Process substitution enables a few neat tricks. For instance, if you need to diff
the output of two commands, you do not need to write the output to temporary files first, you can simply run:
$ diff <( command_1 ) <( command_2 )
You can also add an additional <
operator to redirect this output to stdin
. The original version of this command posted on slack and the ACCESS-Hive used this to get the output of list-quarantine
into the loop.
while read uuid a b c d path; do echo $uuid $path; done < <( nci-file-expiry list-quarantined | grep .ice_daily.nc )
However, there are restrictions on using process substitution. The seek
instruction cannot be used on these “files”, meaning that they can’t be used in place of structured data (e.g. netCDF). For simple things like this though, that isn’t relevant.
This is a lot to remember, so we recommend placing the following in your ~/.bashrc
file:
function recover_pattern () {
nci-file-expiry batch-recover <( nci-file-expiry list-quarantined | grep "${1}" | while read uuid a b c d path; do echo $uuid $path; done )
}
And when you log into Gadi again you’ll be able to run:
$ recover_pattern .ice_daily.nc
for the same effect.
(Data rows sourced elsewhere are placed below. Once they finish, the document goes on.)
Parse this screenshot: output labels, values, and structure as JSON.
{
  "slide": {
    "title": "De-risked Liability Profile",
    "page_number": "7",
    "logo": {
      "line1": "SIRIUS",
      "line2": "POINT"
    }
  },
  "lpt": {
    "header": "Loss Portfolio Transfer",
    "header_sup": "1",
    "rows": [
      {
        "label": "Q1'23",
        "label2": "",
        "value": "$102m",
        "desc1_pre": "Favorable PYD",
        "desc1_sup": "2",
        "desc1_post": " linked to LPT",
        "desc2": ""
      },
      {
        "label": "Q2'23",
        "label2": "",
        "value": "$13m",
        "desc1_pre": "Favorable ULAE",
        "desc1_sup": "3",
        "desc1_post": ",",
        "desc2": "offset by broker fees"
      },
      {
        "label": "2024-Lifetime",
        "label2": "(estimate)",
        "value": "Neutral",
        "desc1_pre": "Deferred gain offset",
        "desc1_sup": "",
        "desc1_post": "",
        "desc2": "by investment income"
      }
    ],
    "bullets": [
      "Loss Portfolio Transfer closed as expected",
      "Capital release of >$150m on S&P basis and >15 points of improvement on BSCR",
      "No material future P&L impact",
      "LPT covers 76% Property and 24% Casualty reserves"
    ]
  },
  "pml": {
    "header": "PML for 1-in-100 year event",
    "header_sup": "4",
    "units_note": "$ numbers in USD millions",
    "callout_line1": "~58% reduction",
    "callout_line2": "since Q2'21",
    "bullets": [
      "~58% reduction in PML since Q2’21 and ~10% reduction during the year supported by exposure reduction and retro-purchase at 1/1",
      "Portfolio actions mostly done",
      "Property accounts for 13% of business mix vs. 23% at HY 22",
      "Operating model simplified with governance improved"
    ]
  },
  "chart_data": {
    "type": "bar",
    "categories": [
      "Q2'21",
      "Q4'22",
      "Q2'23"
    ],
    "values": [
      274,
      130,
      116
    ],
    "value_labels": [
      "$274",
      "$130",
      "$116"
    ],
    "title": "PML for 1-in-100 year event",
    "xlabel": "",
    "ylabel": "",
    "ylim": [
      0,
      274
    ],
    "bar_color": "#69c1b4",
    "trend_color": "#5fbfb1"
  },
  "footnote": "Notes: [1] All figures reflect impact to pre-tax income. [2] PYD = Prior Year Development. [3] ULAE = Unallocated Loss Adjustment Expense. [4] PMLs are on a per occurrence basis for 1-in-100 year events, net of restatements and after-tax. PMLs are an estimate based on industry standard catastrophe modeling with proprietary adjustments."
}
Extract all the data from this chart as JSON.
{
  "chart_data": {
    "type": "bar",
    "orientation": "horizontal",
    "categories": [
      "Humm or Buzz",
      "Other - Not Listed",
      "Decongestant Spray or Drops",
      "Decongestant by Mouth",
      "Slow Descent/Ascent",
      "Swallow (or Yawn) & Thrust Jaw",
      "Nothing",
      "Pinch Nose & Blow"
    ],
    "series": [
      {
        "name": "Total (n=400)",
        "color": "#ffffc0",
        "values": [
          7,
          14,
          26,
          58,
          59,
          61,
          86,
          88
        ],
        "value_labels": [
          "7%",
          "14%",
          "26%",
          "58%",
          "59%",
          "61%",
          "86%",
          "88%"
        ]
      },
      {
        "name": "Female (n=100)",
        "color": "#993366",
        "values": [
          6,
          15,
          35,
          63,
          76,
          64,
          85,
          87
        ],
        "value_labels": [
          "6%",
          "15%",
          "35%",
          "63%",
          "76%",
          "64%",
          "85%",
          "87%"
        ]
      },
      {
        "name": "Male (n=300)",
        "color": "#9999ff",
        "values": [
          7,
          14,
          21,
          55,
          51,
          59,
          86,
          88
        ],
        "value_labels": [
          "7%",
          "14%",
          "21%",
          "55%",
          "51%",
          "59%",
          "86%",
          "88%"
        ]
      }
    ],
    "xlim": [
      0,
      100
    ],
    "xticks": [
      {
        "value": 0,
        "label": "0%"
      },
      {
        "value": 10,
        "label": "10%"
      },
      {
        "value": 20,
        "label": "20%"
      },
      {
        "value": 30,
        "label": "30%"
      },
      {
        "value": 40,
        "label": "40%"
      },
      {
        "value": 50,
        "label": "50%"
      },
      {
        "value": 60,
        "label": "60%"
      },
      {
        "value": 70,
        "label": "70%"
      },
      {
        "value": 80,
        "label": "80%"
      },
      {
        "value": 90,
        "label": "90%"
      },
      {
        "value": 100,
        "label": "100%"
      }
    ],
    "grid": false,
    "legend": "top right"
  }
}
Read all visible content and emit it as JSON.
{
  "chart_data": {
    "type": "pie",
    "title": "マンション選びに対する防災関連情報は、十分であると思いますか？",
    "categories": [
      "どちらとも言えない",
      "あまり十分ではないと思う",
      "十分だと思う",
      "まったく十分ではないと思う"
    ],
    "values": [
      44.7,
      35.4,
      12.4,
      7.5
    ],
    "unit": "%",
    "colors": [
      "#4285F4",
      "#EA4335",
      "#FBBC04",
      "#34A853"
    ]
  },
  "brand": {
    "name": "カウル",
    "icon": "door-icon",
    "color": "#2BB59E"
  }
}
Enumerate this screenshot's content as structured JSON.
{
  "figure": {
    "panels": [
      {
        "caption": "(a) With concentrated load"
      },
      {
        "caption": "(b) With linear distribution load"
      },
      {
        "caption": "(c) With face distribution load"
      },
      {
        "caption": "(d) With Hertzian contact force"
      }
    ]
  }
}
As the function argument is passed straight to grep
, regular expressions can be used to search for files, e.g. recover all .ice_daily.nc
files starting with 2020, 2021 and 2022
$ recover_pattern "202[012].\+ice_daily.nc"
note the pattern must be wrapped in quotes in this case. It can also be used to recover files on a specific path. For instance, to recover files in your current directory:
$ recover_pattern "${PWD}"